In the next six chapters the Lord gives to Aaron and his sons and to all the children of Israel rules for the purpose of guarding them from defilements to which they were exposed. How necessary to us is that watchfulness in our every day lives lest the heart should be turned away from the Lord.
The sacrifices on the great day of atonement speak to us of the majesty of God and of what He in grace has done to meet us in our need as sinners. But how easily our hearts forget these claims of God and act in ways contrary to and independent of Him.
Whenever a man killed an animal or fowl for food without the camp, he must bring it to the entrance of the tabernacle as an offering to the Lord. If he failed to do so, blood was imputed to the man, because he shed blood without thus acknowledging the Lord, and the man was to be cut off from his people. Long before, when Noah came forth from the ark, it was laid down that life belonged to God, and man must own His claim by not eating the blood. This decree God has never changed; it carries through all dispensations. If a man took the flesh of an animal for his food, he was bound to own that life belonged to God. Thus it was the duty of the Israelite to bring such to the Lord and the priest, not as a sin offering, but that which expressed communion with Him. How honoring to God and what blessing to the soul when we bow in happy obedience to that good and acceptable and perfect will of God.
The priest was to sprinkle the blood and burn the fat upon the altar as a sweet savor to the Lord. As priests it is our happy privilege to give to the Lord what is due to Him in everything!
This regulation was also a safeguard against idolatry, for being as they were in the midst of heathen nations all around, idolatry was a great snare to God’s people. “They shall no more offer their sacrifices unto devils,” v. 7, as did the Gentiles around them. God would warn us of this same danger, for we are liable to do things because others around us do them, without first asking the Lord if they are pleasing to Him. He told His people they were not to copy the nations around, for He wanted to bless them, and He could not bless them in the path of disobedience.
Then in verses 10-16 they were again forbidden to eat blood. Even if a man went hunting and slew a beast or a fowl and used its flesh for food, the claims of God must be maintained.
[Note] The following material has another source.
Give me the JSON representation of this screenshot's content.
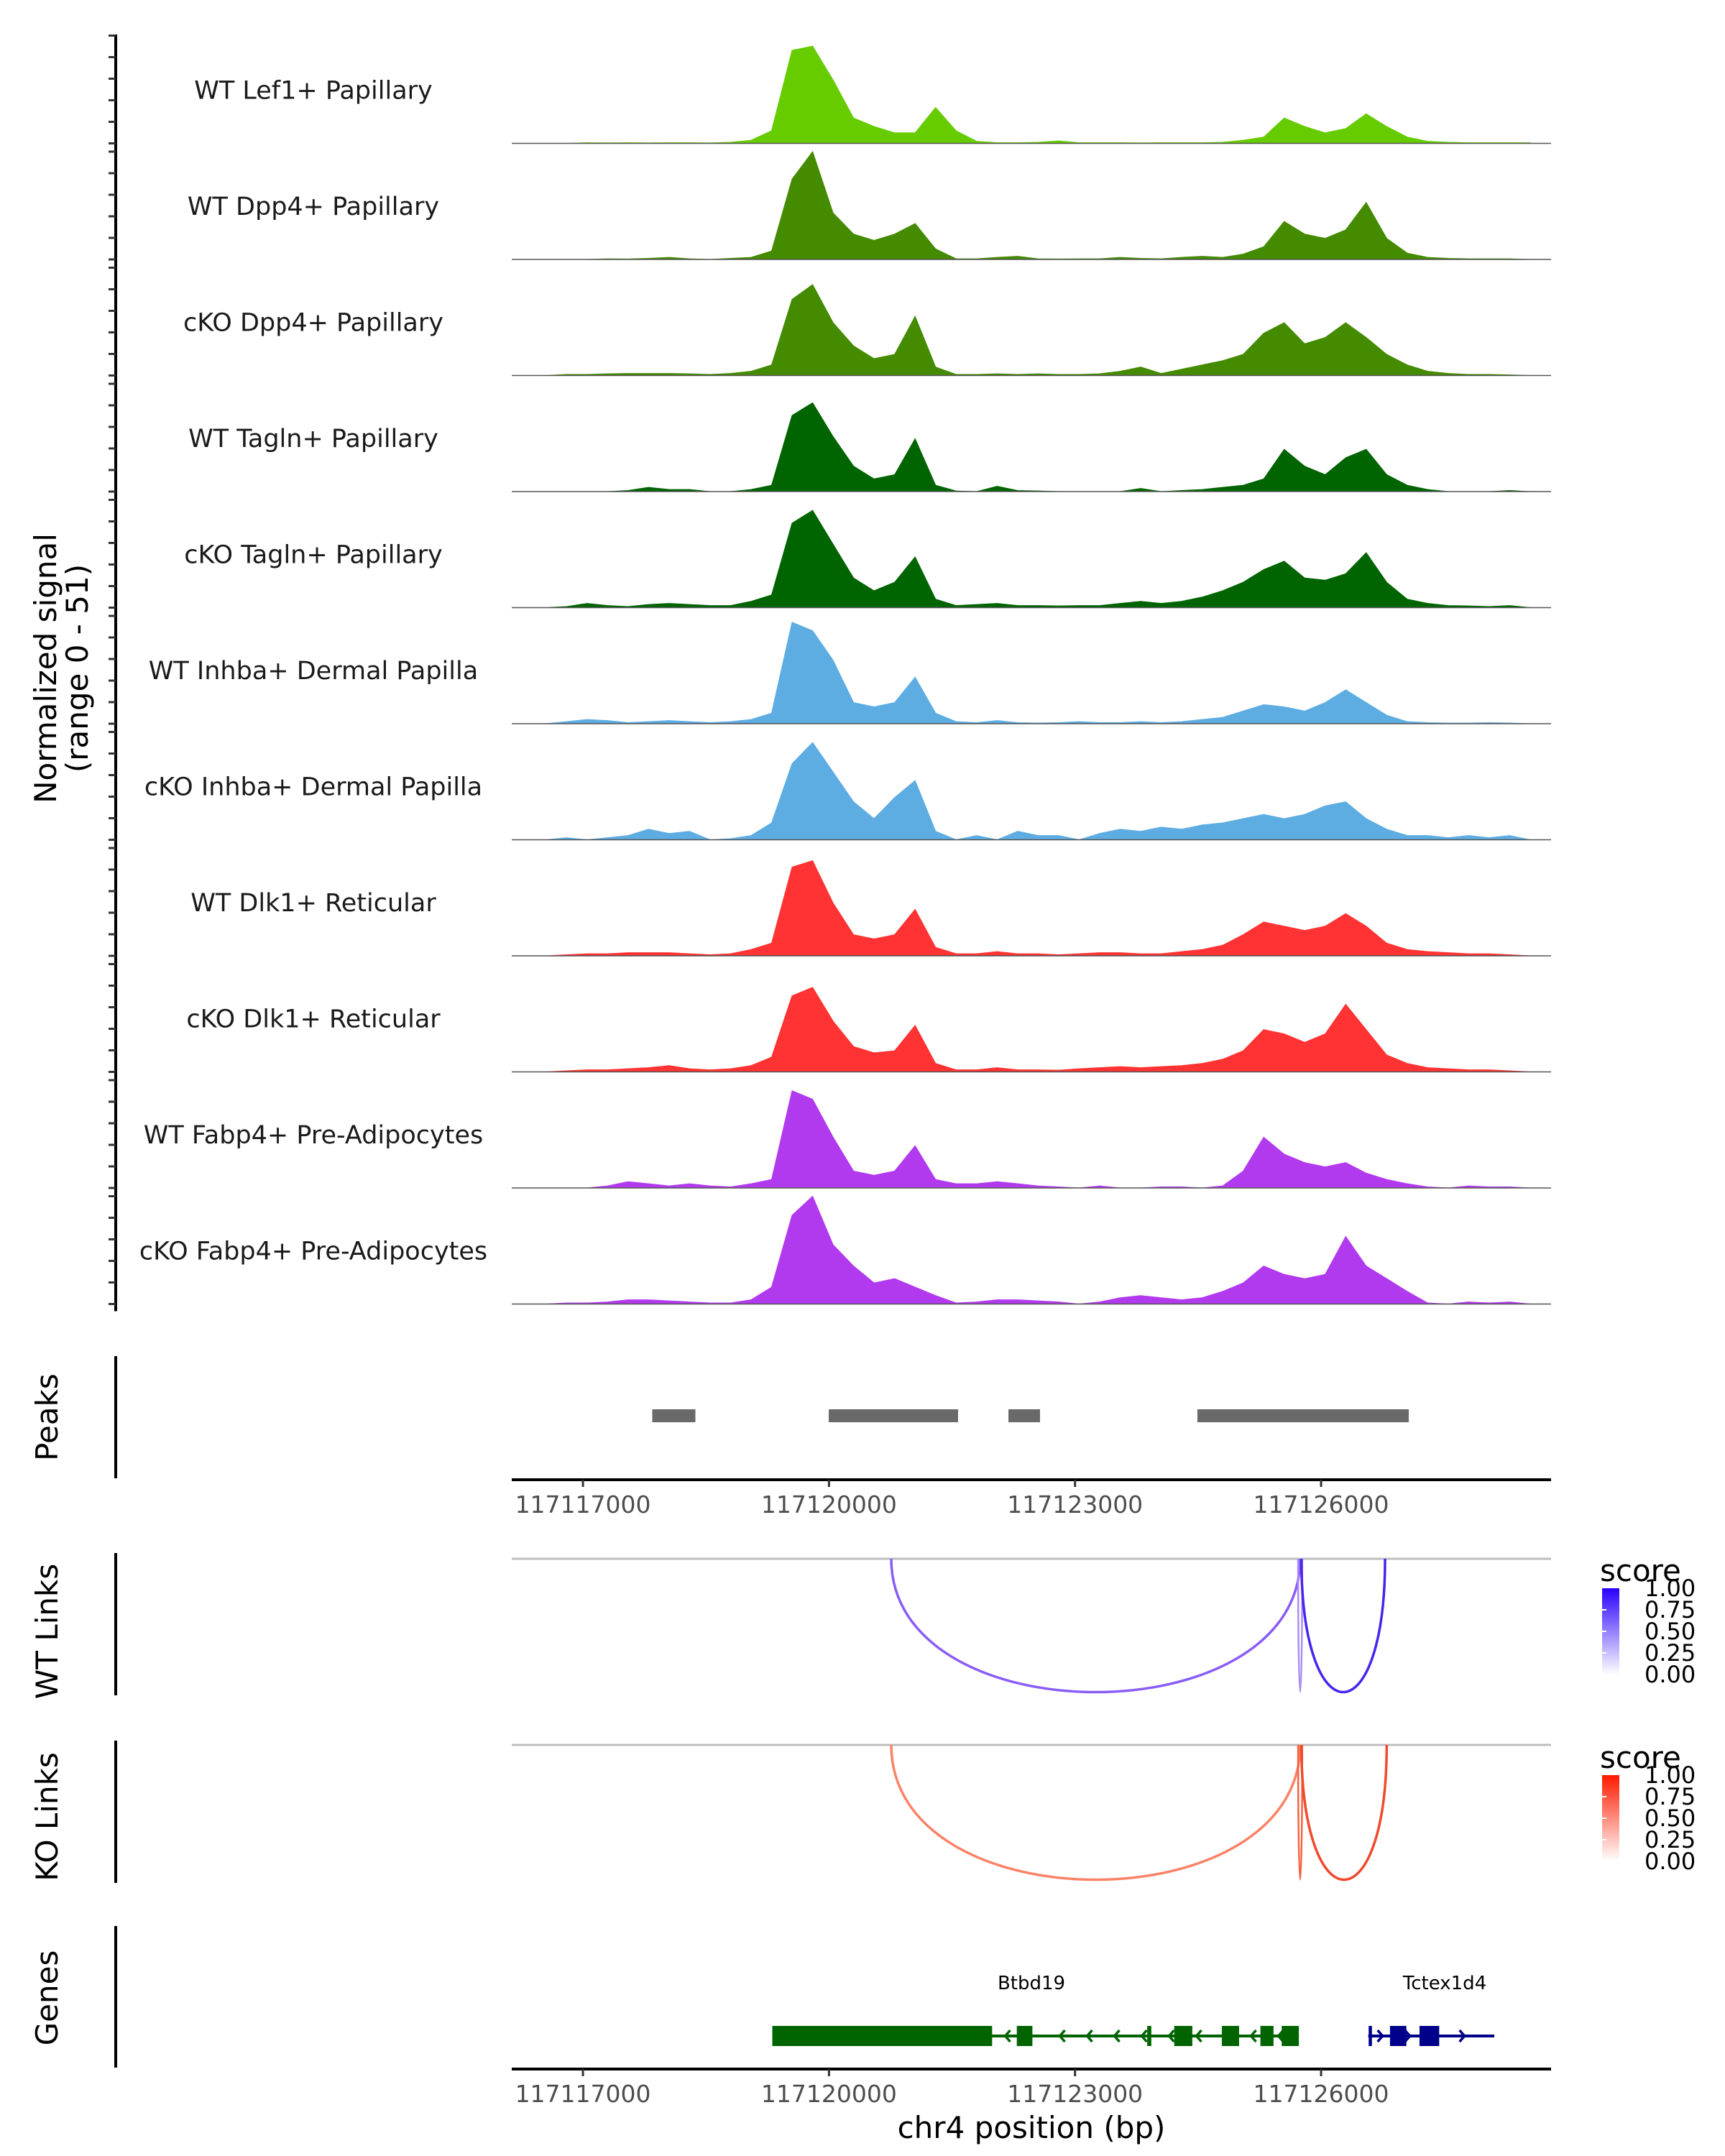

The blood was to be poured out and covered with earth.
Christianity does not change these prohibitions of God for after the counsel at Jerusalem in Acts 15, the decree given to the Gentile assemblies was “that ye abstain from meats offered to idols, and from blood, and from things strangled, and from fornication: from which if ye keep yourselves, ye shall do well.”
God is the alone source and giver of life; life given up belongs to Him. How well it is for us to respect God’s decrees. How wonderful it is that to every believer now He gives eternal life in His Son, whom He sent into the world to die for our sins.